La journée d'hier fut consacrée tout entière à deux fêtes: l'une militaire et commémorative de la bataille de Leipsick: la légation de Votre Majesté n'y pouvait pas être; j'assistai à l'autre, donnée par le prince de Metternich, en l'honneur de la paix. Je désirais pouvoir y trouver l'occasion de dire un mot à l'empereur d'Autriche. Je ne fus point assez heureux (je l'avais été davantage au bal précédent, où j'avais pu placer vis-à-vis de lui quelques mots sur les circonstances et de nature à produire quelque effet sur son esprit; il parut alors me très bien comprendre.) Lord Castlereagh lui parla près de vingt minutes, et il m'est revenu que la Saxe avait été le sujet de cette conversation.
La disposition qui donnerait ce pays à la Prusse serait regardée en Autriche, même par les hommes du cabinet, comme un malheur pour la monarchie autrichienne, et en Allemagne comme une calamité. On l'y regarderait comme destinant infailliblement l'Allemagne même à être partagée plus tôt ou plus tard, comme l'a été la Pologne.
Le roi de Bavière ordonnait encore hier à son ministre de faire de nouvelles démarches pour la Saxe et lui disait: «Ce projet est de toute injustice et m'ôte tout repos.»
Si l'Autriche veut conserver la Saxe, il est probable qu'elle voudra à tout événement s'assurer de notre coopération et c'est pour être prêt à répondre à toute demande de cette nature que j'ai supplié Votre Majesté de m'honorer de ses ordres. Toutefois, comme j'ai eu l'honneur de le lui dire, je tiens pour certain que la Russie et la Prusse n'engageraient point la lutte.
Si l'Autriche cédait sans avoir demandé notre concours, c'est qu'elle serait décidée à n'en pas vouloir. Elle ôterait par là, à Votre Majesté, toute espérance de sauver la Saxe, mais elle ne saurait lui ôter la gloire de défendre les principes qui font la sûreté de tous les trônes.
Au surplus, tant que l'Autriche n'aura pas définitivement cédé, je ne désespérerai pas, et je crois même avoir trouvé un moyen, sinon d'empêcher que la Saxe ne soit sacrifiée, du moins d'embarrasser ceux qui la veulent sacrifier: c'est de faire connaître à l'empereur de Russie que nous ne nous opposons point à ce qu'il possède, sous quelque dénomination[272] que ce soit, la partie de la Pologne qui lui sera[273] dévolue, et qui n'étendrait point ses frontières de manière à inquiéter ses voisins, pourvu qu'en même temps la Saxe soit[274] conservée.
Si l'empereur n'a réellement point envie de faire un royaume de Pologne, et qu'il ne cherche qu'une excuse à donner aux Polonais, cette déclaration le gênera. Il ne pourra pas dire aux Polonais, et ceux-ci ne pourront pas croire que c'est la France qui s'oppose à l'accomplissement de leur vœu le plus cher.

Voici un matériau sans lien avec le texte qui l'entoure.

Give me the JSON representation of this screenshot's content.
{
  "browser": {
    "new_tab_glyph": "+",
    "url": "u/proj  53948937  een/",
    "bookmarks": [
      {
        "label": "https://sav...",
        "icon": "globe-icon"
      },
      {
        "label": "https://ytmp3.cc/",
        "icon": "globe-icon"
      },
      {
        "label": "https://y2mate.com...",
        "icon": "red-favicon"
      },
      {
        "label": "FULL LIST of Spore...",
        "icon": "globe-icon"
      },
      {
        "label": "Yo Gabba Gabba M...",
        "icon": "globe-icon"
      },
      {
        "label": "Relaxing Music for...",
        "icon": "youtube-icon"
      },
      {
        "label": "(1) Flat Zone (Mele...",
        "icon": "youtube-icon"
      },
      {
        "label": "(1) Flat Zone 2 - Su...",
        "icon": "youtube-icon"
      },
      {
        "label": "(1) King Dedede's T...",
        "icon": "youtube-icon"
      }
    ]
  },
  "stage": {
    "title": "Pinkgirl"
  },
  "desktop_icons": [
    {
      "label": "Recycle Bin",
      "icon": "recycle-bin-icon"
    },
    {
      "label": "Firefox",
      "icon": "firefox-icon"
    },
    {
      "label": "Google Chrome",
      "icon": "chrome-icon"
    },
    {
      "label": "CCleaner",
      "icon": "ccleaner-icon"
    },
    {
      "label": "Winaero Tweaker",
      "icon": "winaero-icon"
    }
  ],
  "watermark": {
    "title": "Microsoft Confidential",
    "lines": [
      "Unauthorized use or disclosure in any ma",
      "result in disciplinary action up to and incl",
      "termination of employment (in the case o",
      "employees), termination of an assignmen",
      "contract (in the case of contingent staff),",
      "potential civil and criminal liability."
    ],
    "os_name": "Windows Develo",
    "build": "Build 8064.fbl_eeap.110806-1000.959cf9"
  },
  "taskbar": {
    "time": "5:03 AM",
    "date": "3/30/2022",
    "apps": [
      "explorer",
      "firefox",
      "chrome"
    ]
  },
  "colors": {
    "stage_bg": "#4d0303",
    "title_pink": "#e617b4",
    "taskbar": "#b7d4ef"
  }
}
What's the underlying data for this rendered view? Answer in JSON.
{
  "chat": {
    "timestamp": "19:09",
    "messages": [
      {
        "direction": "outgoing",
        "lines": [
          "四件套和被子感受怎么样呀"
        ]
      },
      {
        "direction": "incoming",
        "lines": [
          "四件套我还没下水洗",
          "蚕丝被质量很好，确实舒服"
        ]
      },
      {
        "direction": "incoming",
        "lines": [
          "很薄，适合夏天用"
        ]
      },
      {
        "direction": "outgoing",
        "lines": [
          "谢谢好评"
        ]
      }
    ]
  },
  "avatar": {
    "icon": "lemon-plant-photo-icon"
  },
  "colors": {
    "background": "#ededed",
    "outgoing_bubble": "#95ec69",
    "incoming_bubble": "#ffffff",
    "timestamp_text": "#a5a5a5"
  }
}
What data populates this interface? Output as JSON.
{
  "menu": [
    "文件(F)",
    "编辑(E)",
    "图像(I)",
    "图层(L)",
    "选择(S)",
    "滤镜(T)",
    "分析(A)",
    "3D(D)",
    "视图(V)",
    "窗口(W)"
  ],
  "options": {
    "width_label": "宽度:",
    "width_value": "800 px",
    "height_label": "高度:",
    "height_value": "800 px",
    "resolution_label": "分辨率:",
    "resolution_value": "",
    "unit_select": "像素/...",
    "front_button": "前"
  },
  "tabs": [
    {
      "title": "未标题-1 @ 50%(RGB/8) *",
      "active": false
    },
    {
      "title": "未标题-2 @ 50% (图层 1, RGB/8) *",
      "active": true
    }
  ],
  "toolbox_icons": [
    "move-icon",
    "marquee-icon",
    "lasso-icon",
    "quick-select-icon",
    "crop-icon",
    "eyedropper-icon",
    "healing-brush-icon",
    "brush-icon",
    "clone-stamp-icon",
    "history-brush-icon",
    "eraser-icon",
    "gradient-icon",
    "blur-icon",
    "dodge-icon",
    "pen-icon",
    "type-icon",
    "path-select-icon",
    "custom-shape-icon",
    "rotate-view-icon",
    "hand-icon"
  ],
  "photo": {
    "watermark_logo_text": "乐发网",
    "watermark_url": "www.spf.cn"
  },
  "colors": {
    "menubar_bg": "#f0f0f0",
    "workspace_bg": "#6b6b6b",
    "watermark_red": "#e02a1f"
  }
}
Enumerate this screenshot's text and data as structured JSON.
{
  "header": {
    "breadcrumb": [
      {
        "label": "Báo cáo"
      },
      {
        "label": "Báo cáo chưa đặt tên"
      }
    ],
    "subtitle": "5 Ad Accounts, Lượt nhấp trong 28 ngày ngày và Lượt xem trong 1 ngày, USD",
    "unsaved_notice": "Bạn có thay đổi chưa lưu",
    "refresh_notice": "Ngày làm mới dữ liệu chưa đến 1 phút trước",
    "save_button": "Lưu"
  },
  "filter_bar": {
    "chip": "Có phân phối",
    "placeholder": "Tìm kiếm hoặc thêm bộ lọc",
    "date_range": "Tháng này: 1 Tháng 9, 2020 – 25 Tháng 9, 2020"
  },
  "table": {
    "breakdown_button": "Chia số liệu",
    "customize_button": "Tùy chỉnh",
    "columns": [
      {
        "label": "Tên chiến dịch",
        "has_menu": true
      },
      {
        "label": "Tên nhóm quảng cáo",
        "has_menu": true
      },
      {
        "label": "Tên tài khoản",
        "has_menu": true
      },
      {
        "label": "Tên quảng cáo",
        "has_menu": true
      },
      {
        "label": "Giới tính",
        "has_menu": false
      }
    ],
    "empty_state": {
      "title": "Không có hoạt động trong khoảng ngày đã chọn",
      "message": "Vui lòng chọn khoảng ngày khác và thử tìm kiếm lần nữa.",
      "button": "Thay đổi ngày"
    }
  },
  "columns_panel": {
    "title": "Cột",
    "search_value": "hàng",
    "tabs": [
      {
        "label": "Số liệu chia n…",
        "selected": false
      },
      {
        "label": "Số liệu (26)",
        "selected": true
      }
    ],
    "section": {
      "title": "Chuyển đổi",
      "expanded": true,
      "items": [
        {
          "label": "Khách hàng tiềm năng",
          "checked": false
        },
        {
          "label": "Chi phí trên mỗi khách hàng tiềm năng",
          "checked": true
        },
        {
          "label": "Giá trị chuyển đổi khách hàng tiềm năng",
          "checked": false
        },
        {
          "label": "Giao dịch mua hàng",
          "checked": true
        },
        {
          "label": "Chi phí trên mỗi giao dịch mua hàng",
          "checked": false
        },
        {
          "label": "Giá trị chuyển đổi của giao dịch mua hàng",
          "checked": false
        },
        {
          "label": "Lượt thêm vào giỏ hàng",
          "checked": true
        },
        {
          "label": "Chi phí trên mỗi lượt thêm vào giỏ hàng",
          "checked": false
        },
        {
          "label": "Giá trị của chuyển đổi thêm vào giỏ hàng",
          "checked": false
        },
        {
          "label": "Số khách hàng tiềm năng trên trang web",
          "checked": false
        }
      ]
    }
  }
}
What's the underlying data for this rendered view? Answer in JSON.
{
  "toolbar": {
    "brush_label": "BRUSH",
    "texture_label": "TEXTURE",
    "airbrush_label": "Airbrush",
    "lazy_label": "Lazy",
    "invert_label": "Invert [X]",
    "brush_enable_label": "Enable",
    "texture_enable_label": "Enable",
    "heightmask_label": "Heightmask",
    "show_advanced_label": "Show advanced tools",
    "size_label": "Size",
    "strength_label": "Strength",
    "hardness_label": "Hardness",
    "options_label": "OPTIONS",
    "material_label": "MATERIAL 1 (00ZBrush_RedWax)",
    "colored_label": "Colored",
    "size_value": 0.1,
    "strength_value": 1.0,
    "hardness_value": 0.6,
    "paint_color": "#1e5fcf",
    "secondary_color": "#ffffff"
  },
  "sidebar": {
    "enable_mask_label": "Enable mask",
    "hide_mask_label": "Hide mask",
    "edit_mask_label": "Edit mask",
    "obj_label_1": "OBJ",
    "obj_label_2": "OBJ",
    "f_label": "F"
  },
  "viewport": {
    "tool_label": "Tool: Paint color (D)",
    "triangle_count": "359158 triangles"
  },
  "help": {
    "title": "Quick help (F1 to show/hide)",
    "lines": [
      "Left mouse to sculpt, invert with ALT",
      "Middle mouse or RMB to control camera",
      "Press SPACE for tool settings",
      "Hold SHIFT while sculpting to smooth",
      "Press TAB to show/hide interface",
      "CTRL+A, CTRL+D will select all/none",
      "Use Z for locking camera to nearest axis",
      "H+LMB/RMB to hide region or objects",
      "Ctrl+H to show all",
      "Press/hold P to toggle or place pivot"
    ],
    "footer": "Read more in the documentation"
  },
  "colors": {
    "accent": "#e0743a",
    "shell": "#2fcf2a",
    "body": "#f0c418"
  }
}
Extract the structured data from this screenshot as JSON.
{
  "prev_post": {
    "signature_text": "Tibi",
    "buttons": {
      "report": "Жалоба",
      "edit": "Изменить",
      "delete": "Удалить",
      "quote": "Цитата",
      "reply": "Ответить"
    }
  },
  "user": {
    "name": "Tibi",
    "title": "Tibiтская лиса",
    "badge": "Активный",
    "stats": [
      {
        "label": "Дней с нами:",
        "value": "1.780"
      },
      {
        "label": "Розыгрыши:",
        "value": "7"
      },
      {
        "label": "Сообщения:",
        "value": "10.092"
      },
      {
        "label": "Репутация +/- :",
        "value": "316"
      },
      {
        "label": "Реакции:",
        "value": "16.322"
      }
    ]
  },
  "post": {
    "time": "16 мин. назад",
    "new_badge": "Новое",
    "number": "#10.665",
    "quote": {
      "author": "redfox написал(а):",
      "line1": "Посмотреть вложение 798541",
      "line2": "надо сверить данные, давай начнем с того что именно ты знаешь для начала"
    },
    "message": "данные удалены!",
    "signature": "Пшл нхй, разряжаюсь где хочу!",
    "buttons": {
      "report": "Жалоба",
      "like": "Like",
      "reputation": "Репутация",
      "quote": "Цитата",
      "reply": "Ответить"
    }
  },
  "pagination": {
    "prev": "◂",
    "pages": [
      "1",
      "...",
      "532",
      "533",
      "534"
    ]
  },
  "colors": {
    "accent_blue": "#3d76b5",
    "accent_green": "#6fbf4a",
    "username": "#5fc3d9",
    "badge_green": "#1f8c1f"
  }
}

De son côté, lord Castlereagh sera embarrassé d'expliquer au parlement comment il s'est opposé à une chose que beaucoup de personnes désirent en Angleterre, quand la France ne s'y opposait pas.
Que si l'empereur Alexandre tient véritablement à l'idée de ce royaume de Pologne, le consentement de la France sera pour lui une raison d'y persister; l'Autriche, rejetée par là dans l'embarras d'où elle aurait cru se tirer par l'abandon de la Saxe, reviendra forcément sur cet abandon et sera ramenée à nous.
Dans aucune hypothèse, cette déclaration ne peut nous nuire. Ce qui nous importe, c'est que la Russie ait le moins de Pologne qu'il est possible et que la Saxe soit sauvée. Il nous importe moins, ou même, il ne nous importe pas que la Russie possède d'une manière ou d'une autre ce qui doit être à elle et qu'elle doit posséder. C'est à l'Autriche que cela importe. Or, quand elle sacrifie sans nécessité ce qu'elle sait nous intéresser et ce qui doit l'intéresser davantage elle-même, pourquoi hésiterions-nous à la replacer dans la situation d'où elle a voulu se tirer, surtout lorsqu'il dépend d'elle de finir à la fois ses embarras et les nôtres, et qu'elle n'a besoin pour cela que de s'unir à nous?
Je suis informé que l'empereur Alexandre a exprimé ces jours derniers, et à plusieurs reprises, l'intention de me faire appeler. S'il le fait, je tenterai le moyen dont je viens d'avoir l'honneur d'entretenir Votre Majesté.